Перед Машей вдруг страшным призраком встала вся ее деревенская жизнь, пустая, праздная, одинокая.
– Мне от вас ехать не хочется, – сказала она.
– Милка моя! мне самой грустно с тобой расстаться. Я скоро опять выпрошу тебя к себе; зимой тебе еще будет у меня веселее, теперь в городе еще пусто. Ведь нельзя и старушку оставить надолго; она и так скучает по тебе.
– Я не знаю, какое веселье доставляю я маменьке: она постоянно занята то хозяйством, то заботами, то разговорами с Ариной Дмитревной.
– Ах, друг мой! да уж ты тут, так она и покойна.
– Да ведь если бы, положим, я вышла замуж и уехала далеко, – она погрустила бы и успокоилась.
– Ну это другое дело. Это уж необходимость. Конечно, это тяжело, Маша, да ведь что делать? Вот я теперь и свободна, да уж поздно; а все слава Богу, конечно; если б жив был мой муж, я все бы в неволе была. Мне теперь и подумать об этом страшно… Вон, кажется, Яков Иваныч приехал.
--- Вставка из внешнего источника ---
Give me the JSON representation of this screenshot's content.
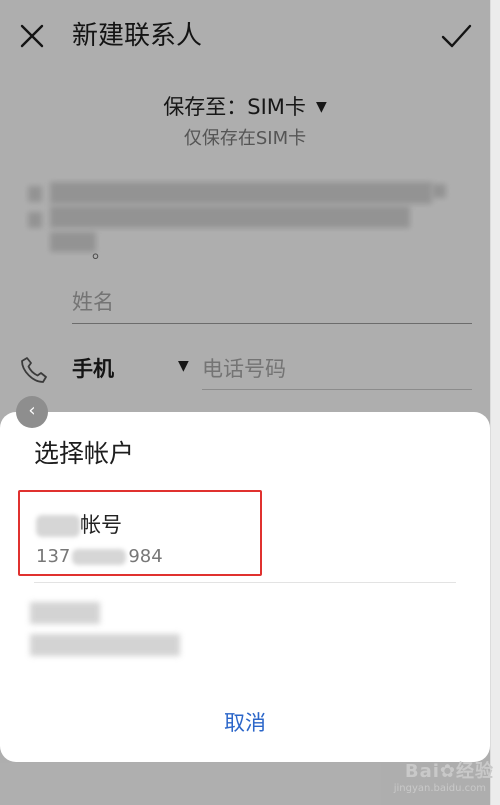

Маша бросилась к нему навстречу.
– И здороваться-то бы с вами не надо: сколько времени не бывал! – говорила Маша, обнимая Якова Иваныча. – Вот кто меня истинно любит! – прибавила она, подходя с ним вместе к Нениле Павловне, которая ласково встретила его. – Давно ли вы маменьку видели?
– Третьего дня видел ее, – отвечал Яков Иваныч.
– Ну что она?
– Все по-прежнему – все хворает, все кашляет. Полнота ее одолела. По тебе скучает… я думаю, она скоро пришлет за тобой. "Будет, говорит, уж нагостилась, навеселилась: пожалуй, и от дому отвыкнет". А что, Маша, вот уж больше месяца, как ты здесь.
– Разве это так много? – сказала Маша, бледнея при мысли о возврате.
– Да, конечно, немного; молодому человеку удовольствия нужны… Боюсь я, что ты скучать станешь.
– Из-за этого нельзя же лишать себя всего!
– Кто говорит! весело – так и слава Богу. Ты, однако, похудела от веселья-то. Видишь, талийка-то стала какая тоненькая, стройная; так городской барышней и смотришь. Ах, что я, Машенька, узнал! вообрази: Тима-то, дубина эдакая, надеялся жениться на тебе.